Dutch Prime Minister Mark Rutte said it would be “very helpful” to have an agreement before summer, and that a traditional summit would “help enormously.”
Rutte, who is a leader among the so-called “frugal” countries who are net contributors and advocate for a smaller EU budget, said that if direct grants are needed, then the Commission should consider how to reallocate money from other programs. “See what makes sense in terms of reprioritizing,” he said.
Conte, the Italian prime minister who in recent weeks has complained of a lack of EU solidarity, said he was extremely pleased with the results of the virtual summit.
“Great progress, unthinkable until a few weeks ago,” he said in a statement.
Those remarks likely came as a major relief to von der Leyen, who had been accused of insensitivity for at one point dismissing a joint financing proposal called corona bonds as a mere “slogan.”

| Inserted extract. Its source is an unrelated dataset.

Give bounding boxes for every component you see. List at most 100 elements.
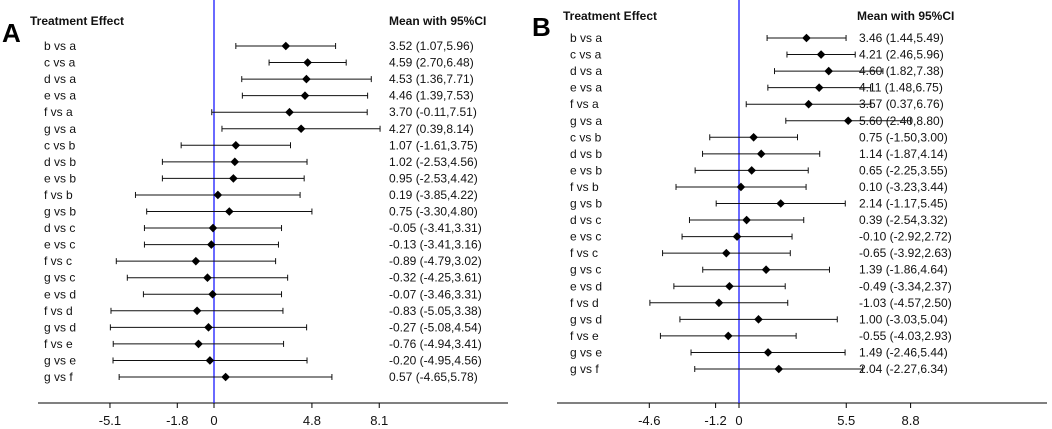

On Thursday, von der Leyen emphasized that she was aware that some countries were hurting more than others, and she also stressed that the health crisis itself was far from over.
“The health situation is by far not fully under control and many member states have not yet reached the peak,” she said. “But at the same time, we already know that the scale, the speed and the impact of the economic crisis is unprecedented in modern times. While the pandemic knows certainly no borders and is blind to nationalities, some countries are certainly hit harder than others and unless we act decisively and collectively, the recovery will not be symmetric and divergences between member states will increase.”
Von der Leyen would not peg a specific number for the proposed recovery fund, but she said the Commission would propose an increase in the so-called “headroom” between planned national contributions to the EU budget and the maximum the bloc could theoretically call upon.
She said the ceiling should rise from the current 1.2 percent of Gross National Income (GNI) to around 2 percent of GNI for the first two or three years of the budget plan. That increase would allow the EU to make loan guarantees for a large financing package for the recovery.
“We are not talking about billion, we are talking about trillion,” von der Leyen said. She also said that the Commission would pursue a balance in the debate over grants versus loans, and that she was heartened national leaders supported the idea of using the MFF as a recovery tool.
Lili Bayer, Jacopo Barigazzi, Hans von der Burchard and Rym Momtaz contributed reporting.